23/11/17 22:34:44 WARN TaskSetManager: Lost task 0.0 in stage 0.0 (TID 0) (<OMITTED>.internal executor 1): java.io.InvalidClassException: com.google.cloud.spark.bigquery.direct.PreScala213BigQueryRDD; local class incompatible: stream classdesc serialVersionUID = -5329329728832024890, local class serialVersionUID = 2615182009250327661
	at java.base/java.io.ObjectStreamClass.initNonProxy(ObjectStreamClass.java:560)
	at java.base/java.io.ObjectInputStream.readNonProxyDesc(ObjectInputStream.java:2020)
	at java.base/java.io.ObjectInputStream.readClassDesc(ObjectInputStream.java:1870)
	at java.base/java.io.ObjectInputStream.readOrdinaryObject(ObjectInputStream.java:2201)
	at java.base/java.io.ObjectInputStream.readObject0(ObjectInputStream.java:1687)
	at java.base/java.io.ObjectInputStream.defaultReadFields(ObjectInputStream.java:2496)
	at java.base/java.io.ObjectInputStream.readSerialData(ObjectInputStream.java:2390)
	at java.base/java.io.ObjectInputStream.readOrdinaryObject(ObjectInputStream.java:2228)
	at java.base/java.io.ObjectInputStream.readObject0(ObjectInputStream.java:1687)
	at java.base/java.io.ObjectInputStream.readObject(ObjectInputStream.java:489)
	at java.base/java.io.ObjectInputStream.readObject(ObjectInputStream.java:447)
...

Using spark_bq_jar="gs://spark-lib/bigquery/spark-bigquery-with-dependencies_2.12-0.27.1.jar" works. That's the newest version I found to work.

lendle commented

I just found that /usr/local/share/google/dataproc/lib/spark-bigquery-with-dependencies_2.12-0.27.1.jar is already being included in the jvm classpath on dataproc via /etc/hadoop/conf/yarn-site.xml, which explains the issue.

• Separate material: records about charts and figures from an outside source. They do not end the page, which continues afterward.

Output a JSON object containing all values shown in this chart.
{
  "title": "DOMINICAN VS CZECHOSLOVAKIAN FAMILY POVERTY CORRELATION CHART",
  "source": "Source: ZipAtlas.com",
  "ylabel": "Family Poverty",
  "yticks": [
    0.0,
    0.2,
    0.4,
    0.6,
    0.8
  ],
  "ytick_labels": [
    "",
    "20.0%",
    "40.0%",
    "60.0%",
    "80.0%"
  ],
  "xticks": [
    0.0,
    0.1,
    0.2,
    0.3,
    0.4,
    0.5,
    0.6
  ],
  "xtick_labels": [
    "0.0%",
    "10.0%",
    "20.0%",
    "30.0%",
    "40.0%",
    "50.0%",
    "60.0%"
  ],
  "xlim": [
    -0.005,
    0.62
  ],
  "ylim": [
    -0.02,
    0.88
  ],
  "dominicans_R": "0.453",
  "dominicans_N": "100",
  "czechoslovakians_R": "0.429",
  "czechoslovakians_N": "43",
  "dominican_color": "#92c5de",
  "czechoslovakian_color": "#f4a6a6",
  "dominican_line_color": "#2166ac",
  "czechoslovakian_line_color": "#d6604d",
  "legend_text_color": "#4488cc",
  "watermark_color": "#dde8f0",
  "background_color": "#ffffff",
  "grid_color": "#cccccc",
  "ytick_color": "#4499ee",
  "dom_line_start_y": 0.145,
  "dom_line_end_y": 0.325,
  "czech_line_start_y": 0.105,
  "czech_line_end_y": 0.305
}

The dataproc docs say the jar needs to be made available but apparently it's already available, leading to the issue. I am reporting an issue with the docs there.

Dataproc started to include BQ connector by default since 2.1. The doc should be updated with 2.1 specific info. Thanks for the feedback!